DISCLAIMER: To introduce your club committee this year, the fool in charge of the website has employed ChatGPT to write the bios. With only a tad of human input, the results are interesting and an insight into technology’s cricketing knowledge. Enjoy:
The birds are singing, the sun is (sort of) shining, and someone’s already lost a ball in the hedge — must be cricket season! And behind every glorious edge, run-out mix-up, and rogue sausage roll is this fine bunch, keeping the club ticking like a lovingly oiled scoreboard.
Mark Flemington
Chair
Once a player, now a statesman. Mark has gracefully transitioned from patrolling the outfield to presiding over the committee with warmth, calm, and just the right amount of “is this really necessary?” He’s the face of the club at all the big moments — AGM speeches, junior presentations, and occasionally helping carry the gazebo. His mission? More cricket, more community, fewer emails.
Paul
Eames
President
The club’s spiritual guru. Paul has seen more cricket than most of us have seen daylight. Still allergic to beer, but we love him anyway. His presence at the boundary is reassuring — like a cricketing lighthouse guiding us all away from disaster and toward the pavilion.
Ed
Wesson
Secretary
The undisputed Master of Minutes, keeper of the constitution, and the man who actually reads the ECB guidance emails. Ed quietly makes sure everything works, everyone turns up, and nobody forgets that one vital form. Off the pitch, he’s hunched over a laptop. On the pitch, he’s hunched behind the stumps, chirping away like a caffeinated parrot. Hero.
Francis
Booth
Treasurer and Head of Junior Cricket
Our money man and junior cricket overlord. Francis balances spreadsheets like a Wall Street banker and corrals dozens of cricket-hungry kids like a caffeinated Pied Piper. He’s the mastermind behind the club’s next generation, fuelled by cones, squash, and possibly wizardry. If a 9-year-old has ever told you where mid-off is, thank Francis.
Ben
Harrison
Team Secretary
The man who knows everyone’s availability before they do. With flowing locks and fingers of fury, Ben sends more WhatsApp messages than a teenage pop group. He manages matchday availability like a concert promoter with a clipboard. Unflappable, unstoppable, and occasionally spotted screaming “ANYONE FREE TO PLAY?!” into the void.
James Waters
Fixture Secretary
James is the wizard behind the calendar, conjuring fixtures from thin air and making sure weekends are filled with the gentle thwack of willow on leather (and, inevitably, plastic chairs being blown over). His spreadsheet game is elite, his fixture foresight unmatched. No one quite knows how he does it — we suspect sorcery.
Ben
Brandt
1st XI Captain
Still batting, still scoring, still yelling “YES… NO… WAIT!” in the middle of the wicket.

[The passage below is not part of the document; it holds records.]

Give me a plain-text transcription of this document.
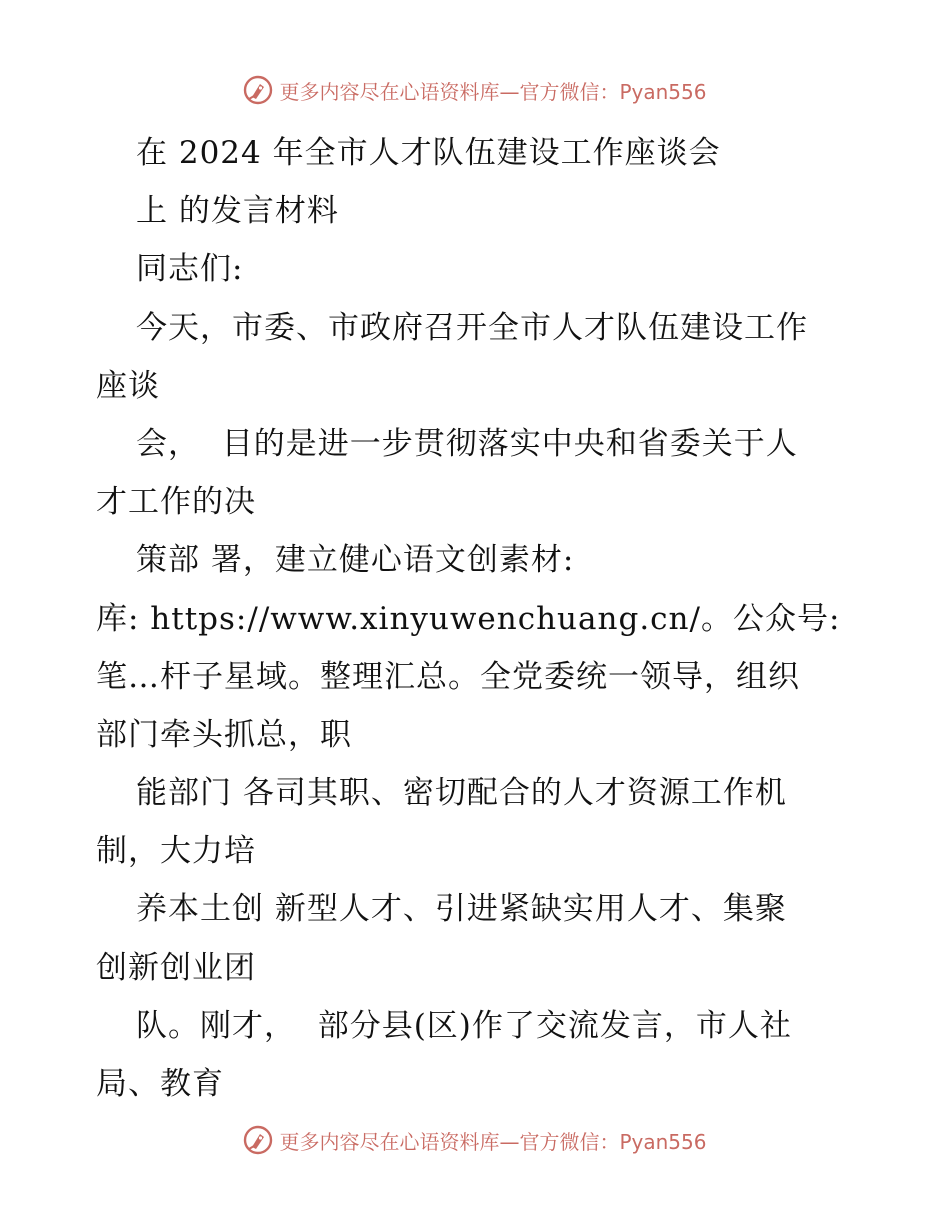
更多内容尽在心语资料库—官方微信：Pyan556
在 2024 年全市人才队伍建设工作座谈会
上 的发言材料
同志们:
今天，市委、市政府召开全市人才队伍建设工作
座谈
会，  目的是进一步贯彻落实中央和省委关于人
才工作的决
策部 署，建立健心语文创素材:
库: https://www.xinyuwenchuang.cn/。公众号:
笔…杆子星域。整理汇总。全党委统一领导，组织
部门牵头抓总，职
能部门 各司其职、密切配合的人才资源工作机
制，大力培
养本土创 新型人才、引进紧缺实用人才、集聚
创新创业团
队。刚才，  部分县(区)作了交流发言，市人社
局、教育
更多内容尽在心语资料库—官方微信：Pyan556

Fresh off winning the 2024 Batting Cup, Brandt leads by example, usually from the front, occasionally from mid-on, always with charm. Captain, run machine, and occasionally found arguing with umpires in the politest possible tone.
Chris
Pannell
2nd XI Captain
The People’s Skipper. Chris doesn’t just captain the 2s — he’s the heartbeat of the side. In 2024, he was crowned both Players’ Player and 2nd XI Player of the Year, confirming what we already knew: the guy is loved, reliable, and low-key brilliant. Tactical on the field, supportive off it, and the first name on everyone’s hypothetical dream XI. Also brings top-tier snacks.
Tristan
Price
Group and Local Rep
Our community compass and official representative to the outside world. Tristan is the reason we’re looped in with local events, Rec Ground meetings, and village happenings. He bridges gaps, joins dots, and quietly ensures we don’t accidentally schedule a match during the village fête again. Diplomatic, dependable, and armed with a clipboard.
Pat Green &
Ollie Crees
Social Secretaries
The unofficial ministers for fun. Pat and Ollie are the masterminds behind every quiz night, themed evening, and social shenanigan you didn’t know you needed. Their enthusiasm is infectious, their events unforgettable, and their ability to persuade grown adults into fancy dress frankly unmatched. If something fun is happening, they’re probably behind it. Or in it. Or both.